Гинзберг, пересекши сцену, браво спрыгнул и подошел к нам. На сцене юноши в разрезанных тишортс, в порезы белели девственно бледные городские тела, путались в проводах. Один из них, встав лицом к залу, зажал в руках электрогитару и несколько раз щипнул ее для пробы.
— Аллен, — Ленька приподнялся и стал снимать плащ. — Edward is very famous Russian poet and writer.
— Повторите, пожалуйста, вашу фамилию. — Гинзберг доброжелательно пошевелил губами цвета много лет назад давленой клубники.
Через очки его близорукие усталые глаза рассматривали меня со сдержанным любопытством человека, познакомившегося в своей жизни с десятками тысяч людей и забывшим фамилии большинства из них. «Без бороды он похож на бухгалтера из провинции! — подумал я. — Бухгалтер небольшой фирмы по продаже… ну, скажем, рефриджерейтеров. И не новых, но подержанных рефриджерейтеров. Но он ведь действительно из провинции, из штата Нью Джерси, из городка Патерсон. В Патерсоне жил другой их знаменитый поэт, Вильям Карлос Вильямс…» Я повторил мою фамилию. И спросил лишь для того, чтобы что-нибудь сказать:
— Давно вы знаете Андрея?
Ленька губами, глазами и руками делал мне знаки, которые я расшифровал без труда: мол, давайте Поэт, пиздите, знакомьтесь, делайте энергичные «паблик релэйшанс». Вы сидите с одним из «right people». Ленька был помешан на райт-пипл.
— Очень давно. Лет пятнадцать уже, по меньшей мере.

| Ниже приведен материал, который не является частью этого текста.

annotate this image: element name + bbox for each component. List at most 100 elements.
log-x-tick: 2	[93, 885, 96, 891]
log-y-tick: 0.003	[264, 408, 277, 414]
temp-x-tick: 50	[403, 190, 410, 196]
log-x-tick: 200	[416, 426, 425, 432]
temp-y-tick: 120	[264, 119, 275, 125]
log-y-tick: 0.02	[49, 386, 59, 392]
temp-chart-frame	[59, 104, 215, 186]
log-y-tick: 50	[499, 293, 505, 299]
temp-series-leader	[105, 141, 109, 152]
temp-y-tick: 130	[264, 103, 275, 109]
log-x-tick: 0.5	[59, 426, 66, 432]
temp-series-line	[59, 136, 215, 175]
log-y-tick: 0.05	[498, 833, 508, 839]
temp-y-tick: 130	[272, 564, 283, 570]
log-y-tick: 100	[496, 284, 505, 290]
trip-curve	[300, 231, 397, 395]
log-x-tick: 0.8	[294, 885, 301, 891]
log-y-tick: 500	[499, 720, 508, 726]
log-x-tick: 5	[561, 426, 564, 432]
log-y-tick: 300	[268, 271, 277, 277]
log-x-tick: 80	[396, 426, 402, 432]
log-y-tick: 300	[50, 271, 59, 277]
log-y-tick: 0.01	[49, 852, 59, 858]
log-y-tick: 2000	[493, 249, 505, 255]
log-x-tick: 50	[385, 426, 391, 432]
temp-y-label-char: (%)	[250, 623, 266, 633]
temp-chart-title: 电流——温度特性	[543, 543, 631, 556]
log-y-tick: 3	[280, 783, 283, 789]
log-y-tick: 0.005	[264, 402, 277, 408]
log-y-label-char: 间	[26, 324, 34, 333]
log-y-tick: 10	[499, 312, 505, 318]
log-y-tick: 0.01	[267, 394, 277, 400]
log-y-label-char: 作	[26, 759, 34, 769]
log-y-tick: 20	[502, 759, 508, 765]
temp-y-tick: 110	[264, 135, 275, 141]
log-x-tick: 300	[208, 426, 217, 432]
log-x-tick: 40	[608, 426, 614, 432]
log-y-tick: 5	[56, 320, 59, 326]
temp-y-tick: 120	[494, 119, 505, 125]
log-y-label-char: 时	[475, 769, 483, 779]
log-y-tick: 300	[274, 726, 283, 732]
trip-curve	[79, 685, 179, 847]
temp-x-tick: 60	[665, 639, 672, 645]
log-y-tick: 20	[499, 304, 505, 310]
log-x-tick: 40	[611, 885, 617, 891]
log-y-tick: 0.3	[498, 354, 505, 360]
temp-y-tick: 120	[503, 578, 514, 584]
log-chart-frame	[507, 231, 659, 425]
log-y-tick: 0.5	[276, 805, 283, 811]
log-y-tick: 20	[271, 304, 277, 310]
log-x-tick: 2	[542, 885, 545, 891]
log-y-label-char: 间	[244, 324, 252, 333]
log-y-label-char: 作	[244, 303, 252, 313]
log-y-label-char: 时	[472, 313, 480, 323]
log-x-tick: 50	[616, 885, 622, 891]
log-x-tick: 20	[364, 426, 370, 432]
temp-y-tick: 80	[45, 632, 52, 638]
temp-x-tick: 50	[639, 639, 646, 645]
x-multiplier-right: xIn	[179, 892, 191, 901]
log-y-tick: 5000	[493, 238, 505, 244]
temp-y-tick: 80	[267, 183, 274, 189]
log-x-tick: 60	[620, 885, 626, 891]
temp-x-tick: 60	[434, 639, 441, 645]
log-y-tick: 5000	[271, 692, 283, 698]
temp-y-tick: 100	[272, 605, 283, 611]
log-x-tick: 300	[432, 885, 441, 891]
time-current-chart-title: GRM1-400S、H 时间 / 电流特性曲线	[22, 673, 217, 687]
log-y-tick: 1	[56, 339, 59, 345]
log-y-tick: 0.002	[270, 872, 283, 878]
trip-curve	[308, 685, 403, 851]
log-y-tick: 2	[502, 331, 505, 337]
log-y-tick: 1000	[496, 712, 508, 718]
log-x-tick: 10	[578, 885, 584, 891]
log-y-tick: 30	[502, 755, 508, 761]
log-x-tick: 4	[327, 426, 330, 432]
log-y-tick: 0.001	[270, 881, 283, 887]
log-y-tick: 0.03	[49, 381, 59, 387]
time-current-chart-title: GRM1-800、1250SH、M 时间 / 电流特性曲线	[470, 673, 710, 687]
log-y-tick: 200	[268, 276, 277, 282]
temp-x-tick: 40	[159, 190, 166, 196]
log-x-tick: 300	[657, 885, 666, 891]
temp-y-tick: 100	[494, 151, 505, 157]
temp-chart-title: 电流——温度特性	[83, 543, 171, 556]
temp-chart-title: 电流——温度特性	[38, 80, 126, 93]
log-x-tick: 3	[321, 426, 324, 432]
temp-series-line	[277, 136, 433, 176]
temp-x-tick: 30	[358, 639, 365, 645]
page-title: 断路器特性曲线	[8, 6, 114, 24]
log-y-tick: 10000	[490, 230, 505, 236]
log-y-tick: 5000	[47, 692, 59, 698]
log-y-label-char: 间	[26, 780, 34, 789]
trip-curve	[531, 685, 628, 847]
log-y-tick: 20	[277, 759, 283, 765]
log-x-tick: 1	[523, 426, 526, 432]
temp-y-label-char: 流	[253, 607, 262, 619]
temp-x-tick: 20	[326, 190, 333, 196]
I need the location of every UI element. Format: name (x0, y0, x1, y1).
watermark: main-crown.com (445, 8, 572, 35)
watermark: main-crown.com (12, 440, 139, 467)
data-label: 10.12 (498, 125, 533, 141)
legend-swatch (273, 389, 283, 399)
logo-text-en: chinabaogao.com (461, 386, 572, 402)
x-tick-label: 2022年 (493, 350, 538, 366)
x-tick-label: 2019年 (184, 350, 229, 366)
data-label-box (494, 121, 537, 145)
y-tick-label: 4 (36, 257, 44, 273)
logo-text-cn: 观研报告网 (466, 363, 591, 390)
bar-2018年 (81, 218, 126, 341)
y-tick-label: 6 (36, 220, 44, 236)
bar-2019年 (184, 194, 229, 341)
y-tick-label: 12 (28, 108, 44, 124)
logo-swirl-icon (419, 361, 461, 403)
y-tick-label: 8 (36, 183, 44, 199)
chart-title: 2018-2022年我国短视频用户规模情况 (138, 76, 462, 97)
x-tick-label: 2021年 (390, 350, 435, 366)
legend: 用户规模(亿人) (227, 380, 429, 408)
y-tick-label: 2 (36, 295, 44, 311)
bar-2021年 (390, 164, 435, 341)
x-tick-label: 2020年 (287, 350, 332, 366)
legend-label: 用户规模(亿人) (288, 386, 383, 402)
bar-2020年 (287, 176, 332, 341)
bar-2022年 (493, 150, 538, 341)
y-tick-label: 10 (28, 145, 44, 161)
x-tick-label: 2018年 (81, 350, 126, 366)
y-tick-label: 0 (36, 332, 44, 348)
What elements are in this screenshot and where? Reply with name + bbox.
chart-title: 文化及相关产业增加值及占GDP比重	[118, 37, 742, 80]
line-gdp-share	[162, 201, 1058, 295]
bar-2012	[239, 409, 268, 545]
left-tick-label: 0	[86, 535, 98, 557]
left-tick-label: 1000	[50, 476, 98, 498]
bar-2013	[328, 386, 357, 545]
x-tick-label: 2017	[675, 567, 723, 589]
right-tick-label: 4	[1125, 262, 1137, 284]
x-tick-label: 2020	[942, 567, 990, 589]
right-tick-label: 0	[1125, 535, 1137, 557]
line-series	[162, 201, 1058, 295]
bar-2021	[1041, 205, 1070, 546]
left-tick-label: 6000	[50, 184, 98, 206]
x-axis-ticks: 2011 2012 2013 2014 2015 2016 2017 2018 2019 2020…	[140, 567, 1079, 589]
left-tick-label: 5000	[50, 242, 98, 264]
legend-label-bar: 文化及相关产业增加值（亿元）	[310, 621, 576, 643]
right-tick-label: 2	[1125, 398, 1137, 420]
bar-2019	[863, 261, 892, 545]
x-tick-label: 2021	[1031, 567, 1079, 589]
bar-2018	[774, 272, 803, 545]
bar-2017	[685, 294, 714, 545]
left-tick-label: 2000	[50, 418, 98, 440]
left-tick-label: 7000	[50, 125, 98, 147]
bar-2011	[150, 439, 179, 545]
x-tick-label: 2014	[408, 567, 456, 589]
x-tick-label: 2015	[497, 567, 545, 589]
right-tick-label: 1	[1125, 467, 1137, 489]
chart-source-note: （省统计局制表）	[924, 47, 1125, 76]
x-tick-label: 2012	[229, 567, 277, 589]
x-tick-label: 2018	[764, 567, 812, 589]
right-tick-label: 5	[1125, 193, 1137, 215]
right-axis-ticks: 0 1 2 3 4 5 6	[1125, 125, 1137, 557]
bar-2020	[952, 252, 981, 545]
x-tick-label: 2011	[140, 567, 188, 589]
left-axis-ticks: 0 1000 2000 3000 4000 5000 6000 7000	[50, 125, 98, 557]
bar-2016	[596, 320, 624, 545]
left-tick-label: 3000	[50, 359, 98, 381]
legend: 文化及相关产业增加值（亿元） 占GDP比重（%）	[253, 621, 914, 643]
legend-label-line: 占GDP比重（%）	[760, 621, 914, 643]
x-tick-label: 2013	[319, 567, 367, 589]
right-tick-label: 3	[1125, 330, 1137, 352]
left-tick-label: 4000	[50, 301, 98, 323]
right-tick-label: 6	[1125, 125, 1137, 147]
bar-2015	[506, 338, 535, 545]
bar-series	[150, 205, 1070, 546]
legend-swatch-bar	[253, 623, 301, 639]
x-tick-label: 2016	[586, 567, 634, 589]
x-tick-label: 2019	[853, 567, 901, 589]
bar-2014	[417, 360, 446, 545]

— Вам нравится то, что он пишет?
— Да. Очень. А вам? — Старый плут уловил в моем вопросе миниатюрный взрыв, маленькую революцию против.
— Мне? Мне его стихи совершенно не интересны.
Ленька не одобрял такого подхода к паблик реэлэйшанс, он выпятил губы и покачал головой.
— А почему, позвольте узнать? — заинтересовался Гинзберг.
Теперь уже и я сам не одобрял своего подхода к райт-персон и к паблик релэйшанс, но деваться было уже некуда.
— Видите-ли… — Сбежавшее с моих губ мне тотчас же стало неприятным, это нерешительное «видите-ли…».Я гордо прыгнул в океан. — Я считаю его стихи пустыми, трескучими и эстрадными, а самого Вознесенского — ловким манипулятором, умудряющимся там, в Советском Союзе, иметь имидж советского верноподданного, а здесь — имидж бунтаря и едва ли не борца против советской власти. Мне неприятен этот тип функционера от литературы.
— Есть такое русское выражение, Аллен, — вмешался Ленька: — «И рыбку съесть, и на хуй сесть».
Вот в таких вот ходах и заключалась Ленькина прелесть. Друг все же был для него важнее всех его жизненных принципов. Он мог тактично смолчать. Но он выступил против райт-персон на моей стороне. Публично.
— Верно, — просиял я. — Именно Андрей Андреевич Вознесенский. Существует более приличное выражение: «Сидеть одной жопой на двух стульях». Он — сидит. И может быть, все его литературное поколение.
«Уф, — подумал я, закончив. — Ну наговорил! Гинзберг ведь принадлежит к тому же поколению, и стихи его тоже эстрадные, и бунтарем его сегодня назвать трудно».